In [None]:
from pathlib import Path
import requests
import logging

BASE_RFC_URL = "https://www.rfc-editor.org/rfc/"
RAW_PATH_DATASET = Path("data/raw_dataset")

logging.basicConfig(filename='logs/scrapping_logger.log', level=logging.INFO,
                    format='%(asctime)s - %(levelname)s - %(message)s')


def download_website(url, output_file):
    try:
        response = requests.get(url)
        response.raise_for_status()
        with open(output_file, 'w', encoding='utf-8') as file:
            file.write(response.text)

        logging.info(f"Website content downloaded successfully and saved to {output_file}")

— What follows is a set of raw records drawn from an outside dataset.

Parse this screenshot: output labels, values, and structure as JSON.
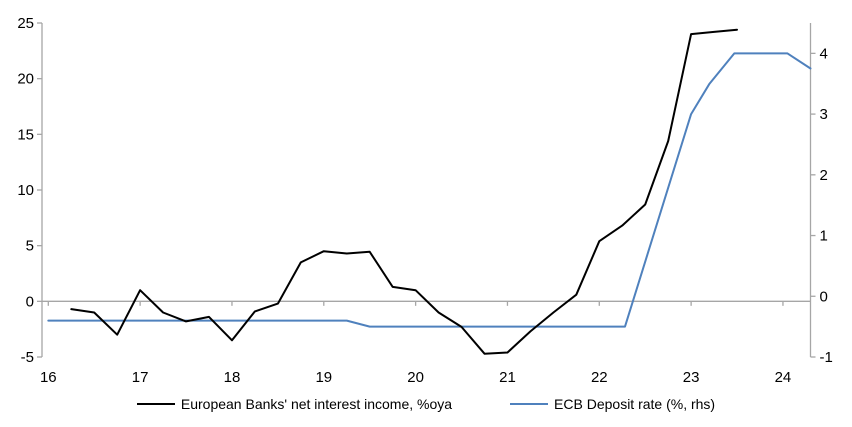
{
  "chart_data": {
    "type": "line",
    "title": "",
    "grid": false,
    "legend_position": "bottom-center",
    "background_color": "#ffffff",
    "axis_color": "#a6a6a6",
    "zero_line": true,
    "x_axis": {
      "range": [
        16,
        24.3
      ],
      "ticks": [
        16,
        17,
        18,
        19,
        20,
        21,
        22,
        23,
        24
      ],
      "label": ""
    },
    "left_axis": {
      "range": [
        -5,
        25
      ],
      "ticks": [
        25,
        20,
        15,
        10,
        5,
        0,
        -5
      ],
      "label": ""
    },
    "right_axis": {
      "range": [
        -1,
        4.5
      ],
      "ticks": [
        4,
        3,
        2,
        1,
        0,
        -1
      ],
      "label": ""
    },
    "series": [
      {
        "name": "European Banks' net interest income, %oya",
        "color": "#000000",
        "width": 2,
        "axis": "left",
        "x": [
          16.25,
          16.5,
          16.75,
          17.0,
          17.25,
          17.5,
          17.75,
          18.0,
          18.25,
          18.5,
          18.75,
          19.0,
          19.25,
          19.5,
          19.75,
          20.0,
          20.25,
          20.5,
          20.75,
          21.0,
          21.25,
          21.5,
          21.75,
          22.0,
          22.25,
          22.5,
          22.75,
          23.0,
          23.25,
          23.5
        ],
        "values": [
          -0.7,
          -1.0,
          -3.0,
          1.0,
          -1.0,
          -1.8,
          -1.4,
          -3.5,
          -0.9,
          -0.2,
          3.5,
          4.5,
          4.3,
          4.45,
          1.3,
          1.0,
          -1.0,
          -2.3,
          -4.7,
          -4.6,
          -2.7,
          -1.0,
          0.6,
          5.4,
          6.8,
          8.7,
          14.4,
          24.0,
          24.2,
          24.4
        ]
      },
      {
        "name": "ECB Deposit rate (%, rhs)",
        "color": "#4f81bd",
        "width": 2,
        "axis": "right",
        "x": [
          16.0,
          19.25,
          19.5,
          22.28,
          23.0,
          23.2,
          23.47,
          24.05,
          24.3
        ],
        "values": [
          -0.4,
          -0.4,
          -0.5,
          -0.5,
          3.0,
          3.5,
          4.0,
          4.0,
          3.75
        ]
      }
    ]
  }
}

    except requests.exceptions.HTTPError as errh:
        logging.error(f"HTTP Error: {errh}")
    except requests.exceptions.ConnectionError as errc:
        logging.error(f"Error Connecting: {errc}")
    except requests.exceptions.Timeout as errt:
        logging.error(f"Timeout Error: {errt}")
    except requests.exceptions.RequestException as err:
        logging.error(f"Request Exception: {err}")


def download_rfc(rfc_number: int, logger):
    rfc_name = f"rfc{rfc_number}.html"
    rfc_url = BASE_RFC_URL + rfc_name
    output_file = RAW_PATH_DATASET / rfc_name
    download_website(rfc_url, output_file, logger)


In [None]:
import concurrent.futures
from tqdm import tqdm

with concurrent.futures.ThreadPoolExecutor(max_workers=24) as executor:
    for _ in tqdm(executor.map(download_rfc, range(10000)), total=10000):
        pass